Clogg smiled but did not answer. He, too, was looking at the chauffeur.
CHAPTER SIXTEEN
Jessie Jenkins wore a white dress as she waited behind the two guards who stood at attention at the only entrance to the fenced-in compound that housed the jerry-built barracks used by the delegates of the Third World International Youth Conference.
The compound was surrounded by eight-foot-high hurricane fencing, topped by another two feet of barbed wire angled to prevent anyone inside from climbing out.
Remo saw Jessie from a distance as he approached the gate. He also saw a young American with red hair leaning against a nearby barracks building, casually smoking and very uncasually watching Jessie.
Remo stopped just short of the two armed guards and called past them to the young black woman.
"Hi. Can you come out and play?"
"My keepers won't let me." She nodded toward the guards.
"Is that right, gentlemen?" Remo asked them.
"No one is permitted to leave without a written pass."
"And who issues these passes?" asked Remo.
"No one," said the guard. The other stifled a smile.
"Thank you for your courtesy," said Remo. "Come on down here," he called to Jessie, motioning with his head along the fence.
She walked on her side, he on his, until they were a full hundred feet away from the guards. Glancing over his shoulder, Remo noticed that the redheaded American had moved along with them, still lurking back in the shadows of the compound.

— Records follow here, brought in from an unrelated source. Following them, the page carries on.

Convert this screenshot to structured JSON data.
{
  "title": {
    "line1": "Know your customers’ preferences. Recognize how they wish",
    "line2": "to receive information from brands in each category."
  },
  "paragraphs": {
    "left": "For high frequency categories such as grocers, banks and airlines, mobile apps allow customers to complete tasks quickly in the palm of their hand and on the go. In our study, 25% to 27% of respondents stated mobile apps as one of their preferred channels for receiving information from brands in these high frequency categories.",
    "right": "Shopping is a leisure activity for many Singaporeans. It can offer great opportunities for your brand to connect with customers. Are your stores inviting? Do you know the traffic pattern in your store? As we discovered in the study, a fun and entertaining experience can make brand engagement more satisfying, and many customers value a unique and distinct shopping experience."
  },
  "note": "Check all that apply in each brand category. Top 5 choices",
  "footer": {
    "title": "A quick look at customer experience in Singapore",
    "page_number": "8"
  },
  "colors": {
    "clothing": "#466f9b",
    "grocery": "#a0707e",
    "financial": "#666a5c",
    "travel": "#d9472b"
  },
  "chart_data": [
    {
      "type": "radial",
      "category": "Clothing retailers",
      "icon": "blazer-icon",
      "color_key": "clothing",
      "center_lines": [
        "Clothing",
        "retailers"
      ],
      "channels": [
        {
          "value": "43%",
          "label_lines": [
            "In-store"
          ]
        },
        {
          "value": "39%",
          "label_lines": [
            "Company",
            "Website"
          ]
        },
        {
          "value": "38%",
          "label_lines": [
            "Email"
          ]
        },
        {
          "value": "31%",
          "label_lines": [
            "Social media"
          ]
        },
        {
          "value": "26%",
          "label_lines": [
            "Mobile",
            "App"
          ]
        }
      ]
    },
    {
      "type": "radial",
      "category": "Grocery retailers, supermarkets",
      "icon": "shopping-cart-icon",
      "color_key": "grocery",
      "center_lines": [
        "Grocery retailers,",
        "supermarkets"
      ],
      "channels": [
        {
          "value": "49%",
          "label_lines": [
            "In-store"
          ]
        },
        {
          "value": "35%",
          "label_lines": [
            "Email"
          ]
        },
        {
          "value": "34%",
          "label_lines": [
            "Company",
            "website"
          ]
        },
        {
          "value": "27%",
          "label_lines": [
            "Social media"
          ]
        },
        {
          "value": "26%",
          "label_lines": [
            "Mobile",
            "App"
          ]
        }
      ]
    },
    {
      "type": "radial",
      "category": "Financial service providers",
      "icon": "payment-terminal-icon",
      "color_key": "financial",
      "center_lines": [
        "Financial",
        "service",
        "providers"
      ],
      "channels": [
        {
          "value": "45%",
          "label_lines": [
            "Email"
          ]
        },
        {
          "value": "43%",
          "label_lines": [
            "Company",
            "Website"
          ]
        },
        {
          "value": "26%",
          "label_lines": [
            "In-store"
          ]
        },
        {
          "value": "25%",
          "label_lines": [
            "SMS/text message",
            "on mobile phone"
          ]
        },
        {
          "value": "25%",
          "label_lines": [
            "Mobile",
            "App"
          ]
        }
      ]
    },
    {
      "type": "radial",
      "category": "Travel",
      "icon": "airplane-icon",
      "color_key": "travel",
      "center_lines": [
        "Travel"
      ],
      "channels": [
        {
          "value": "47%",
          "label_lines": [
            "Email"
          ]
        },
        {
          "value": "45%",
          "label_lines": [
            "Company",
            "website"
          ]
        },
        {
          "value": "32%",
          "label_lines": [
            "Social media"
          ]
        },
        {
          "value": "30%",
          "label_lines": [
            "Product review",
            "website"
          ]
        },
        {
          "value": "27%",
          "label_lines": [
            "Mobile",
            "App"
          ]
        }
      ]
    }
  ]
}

The fence with its inward-facing barbed wire was meant to keep prisoners in, but not to keep visitors out.
Remo waited until he and Jessie had strolled into am area that was on the perimeter of a floodlight's reach, then he grabbed the top of the bar atop the hurricane fencing with both hands, ran two steps up the fence, and thrust out with both feet. The thrusting straightened his body; the upward momentum whirled it around as if he were a weight on the end of a string. His body flipped straight up in the air, then came down, still stiff, on Jessie's side of the fence. Just before his swinging body would have hit the barbed wire, he loosened his grip, tucked his upper body in, cleared the barbed wire, and landed noiselessly on his feet, alongside the amazed Jessie.
"How'd you do that?" she said when she finally spoke.
"Clean living."
"Well, now that you're in, what do we do?"
"Go out, of course."
He led Jessie back toward the front gate.
"How'd the conference go?" he asked.
"Don't ask," she said.
"If I promise not to ask, do you promise not to talk about racism, lack of opportunity, the ghetto, genocide, and oppression?"